Events

Research in Wireless Networking @ FUNLAB

Lecture / Panel
 
For NYU Community

Speaker: Professor Sumit Roy

Faculty Host: Professor Shivendra Panwar

Abstract

This talk will present an overview of my current research that involve design and performance evaluation resulting from emergent application scenarios involving wireless networks. I will describe recent results at the intersection of Network Coding, Compressive Sampling and Tomography.

Network Coding, Network Tomography & Compressive Sensing
Network tomography seeks to infer internal link status parameters (such as delay) through  end-to-end measurements at (external) boundary nodes. As can be expected, such approaches generically suffer from identifiability; i.e., inability to uniquely identify individual link status for many typical network topologies. Background results characterizing network identifiability under end-to-end probing will be first presented.  We next introduce an innovative approach to tomography based on linear network coding at all internal nodes and provide sufficient conditions under which any logical network is guaranteed to be identifiable.

Typically, network monitoring seeks to identify the few (relative to total number of network edges) congested links at any instant. In the second part of this talk, we describe methods that exploit this inherent sparsity in the problem.  We establish a connection between network tomography problem and binary compressed sensing using expander graphs to:

  • provide conditions on the routing matrix of networks for which the network is k=1-identifiable.
  • derive upper-bounds on estimation error on link delay when network in 1-identifiable.

Time permitting, I will also provide brief overviews of my work in two other areas:

  • Data Dissemination in Vehicular Networks
  • RFID Sensor Networks & The Internet of Things

About the Speaker

Sumit Roy received the BTech degree from the Indian Institute of Technology (Kanpur) in 1983, and the MS and PhD degrees from the University of California (Santa Barbara), all in Electrical Engineering in 1985 and 1988 respectively, as well as an MA in Statistics and Applied Probability in 1988. Presently he is Assoc.

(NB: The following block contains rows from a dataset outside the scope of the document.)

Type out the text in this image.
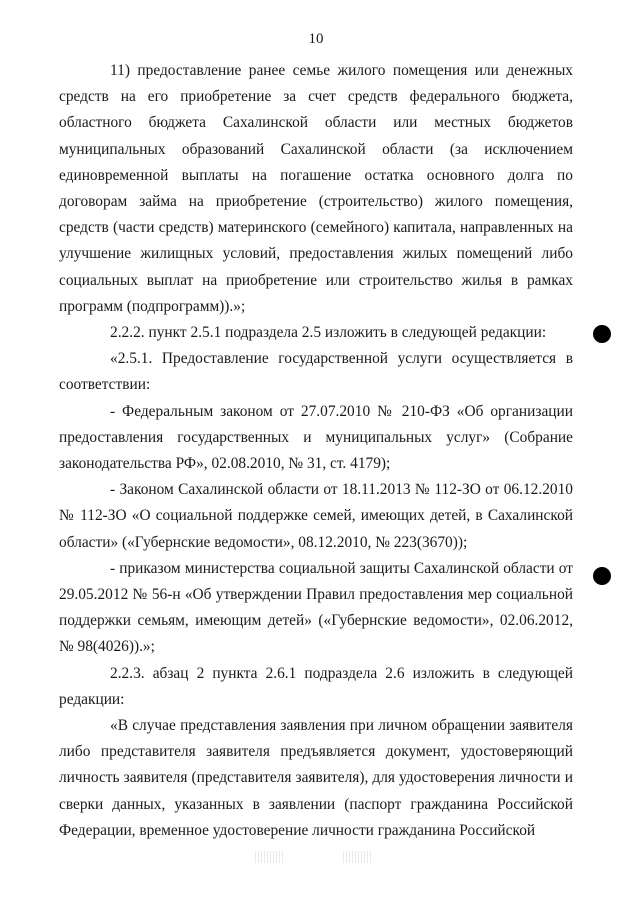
10

11) предоставление ранее семье жилого помещения или денежных средств на его приобретение за счет средств федерального бюджета, областного бюджета Сахалинской области или местных бюджетов муниципальных образований Сахалинской области (за исключением единовременной выплаты на погашение остатка основного долга по договорам займа на приобретение (строительство) жилого помещения, средств (части средств) материнского (семейного) капитала, направленных на улучшение жилищных условий, предоставления жилых помещений либо социальных выплат на приобретение или строительство жилья в рамках программ (подпрограмм)).»;

2.2.2. пункт 2.5.1 подраздела 2.5 изложить в следующей редакции:

«2.5.1. Предоставление государственной услуги осуществляется в соответствии:

- Федеральным законом от 27.07.2010 № 210-ФЗ «Об организации предоставления государственных и муниципальных услуг» (Собрание законодательства РФ», 02.08.2010, № 31, ст. 4179);

- Законом Сахалинской области от 18.11.2013 № 112-ЗО от 06.12.2010 № 112-ЗО «О социальной поддержке семей, имеющих детей, в Сахалинской области» («Губернские ведомости», 08.12.2010, № 223(3670));

- приказом министерства социальной защиты Сахалинской области от 29.05.2012 № 56-н «Об утверждении Правил предоставления мер социальной поддержки семьям, имеющим детей» («Губернские ведомости», 02.06.2012, № 98(4026)).»;

2.2.3. абзац 2 пункта 2.6.1 подраздела 2.6 изложить в следующей редакции:

«В случае представления заявления при личном обращении заявителя либо представителя заявителя предъявляется документ, удостоверяющий личность заявителя (представителя заявителя), для удостоверения личности и сверки данных, указанных в заявлении (паспорт гражданина Российской Федерации, временное удостоверение личности гражданина Российской
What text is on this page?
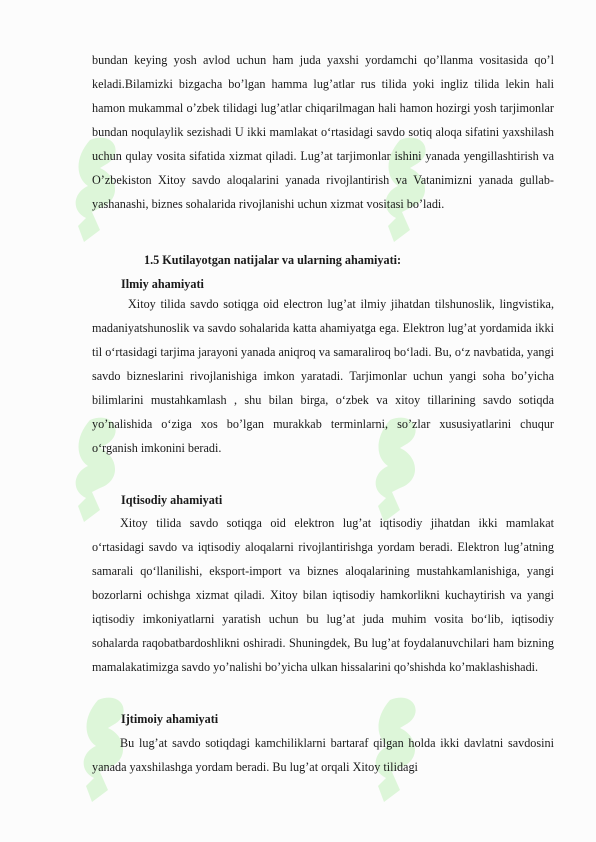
bundan keying yosh avlod uchun ham juda yaxshi yordamchi qo’llanma vositasida qo’l keladi.Bilamizki bizgacha bo’lgan hamma lug’atlar rus tilida yoki ingliz tilida lekin hali hamon mukammal o’zbek tilidagi lug’atlar chiqarilmagan hali hamon hozirgi yosh tarjimonlar bundan noqulaylik sezishadi U ikki mamlakat o‘rtasidagi savdo sotiq aloqa sifatini yaxshilash uchun qulay vosita sifatida xizmat qiladi. Lug’at tarjimonlar ishini yanada yengillashtirish va O’zbekiston Xitoy savdo aloqalarini yanada rivojlantirish va Vatanimizni yanada gullab-yashanashi, biznes sohalarida rivojlanishi uchun xizmat vositasi bo’ladi.
1.5 Kutilayotgan natijalar va ularning ahamiyati:
Ilmiy ahamiyati
Xitoy tilida savdo sotiqga oid electron lug’at ilmiy jihatdan tilshunoslik, lingvistika, madaniyatshunoslik va savdo sohalarida katta ahamiyatga ega. Elektron lug’at yordamida ikki til o‘rtasidagi tarjima jarayoni yanada aniqroq va samaraliroq bo‘ladi. Bu, o‘z navbatida, yangi savdo bizneslarini rivojlanishiga imkon yaratadi. Tarjimonlar uchun yangi soha bo’yicha bilimlarini mustahkamlash , shu bilan birga, o‘zbek va xitoy tillarining savdo sotiqda yo’nalishida o‘ziga xos bo’lgan murakkab terminlarni, so’zlar xususiyatlarini chuqur o‘rganish imkonini beradi.
Iqtisodiy ahamiyati
Xitoy tilida savdo sotiqga oid elektron lug’at iqtisodiy jihatdan ikki mamlakat o‘rtasidagi savdo va iqtisodiy aloqalarni rivojlantirishga yordam beradi. Elektron lug’atning samarali qo‘llanilishi, eksport-import va biznes aloqalarining mustahkamlanishiga, yangi bozorlarni ochishga xizmat qiladi. Xitoy bilan iqtisodiy hamkorlikni kuchaytirish va yangi iqtisodiy imkoniyatlarni yaratish uchun bu lug’at juda muhim vosita bo‘lib, iqtisodiy sohalarda raqobatbardoshlikni oshiradi. Shuningdek, Bu lug’at foydalanuvchilari ham bizning mamalakatimizga savdo yo’nalishi bo’yicha ulkan hissalarini qo’shishda ko’maklashishadi.
Ijtimoiy ahamiyati
Bu lug’at savdo sotiqdagi kamchiliklarni bartaraf qilgan holda ikki davlatni savdosini yanada yaxshilashga yordam beradi. Bu lug’at orqali Xitoy tilidagi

Chair for Research and Prof. of Electrical Engineering, Univ. of Washington where his research interests include analysis/design of wireless communication and sensor network systems. His recent research emphasis includes wireless LANs (802.11) and wireless MANs (802.16), definition of multi-standard wireless inter-networking and cognitive radios, and sensor networking involving RFID technology and underwater acoustic networks.

He was elevated to IEEE Fellow in 2007 for “contributions to cross-layer design of wireless networks”. He spent 2001-03 on academic leave at Intel Wireless Technology Lab as a Senior Researcher engaged in systems architecture and standards development for ultra-wideband systems (Wireless PANs) and next generation high-speed wireless LANs. His activities for the IEEE Communications Society (ComSoc) includes membership of several technical and conference program committees. He has previously served as Associate Editor for IEEE Trans. Communications and IEEE Trans. on Wireless Communications and currently serves on the Editorial Board for IEEE Trans. Communications, IEEE J. Intelligent Transportation Systems and Wiley J. Wireless Communications and Mobile Computing.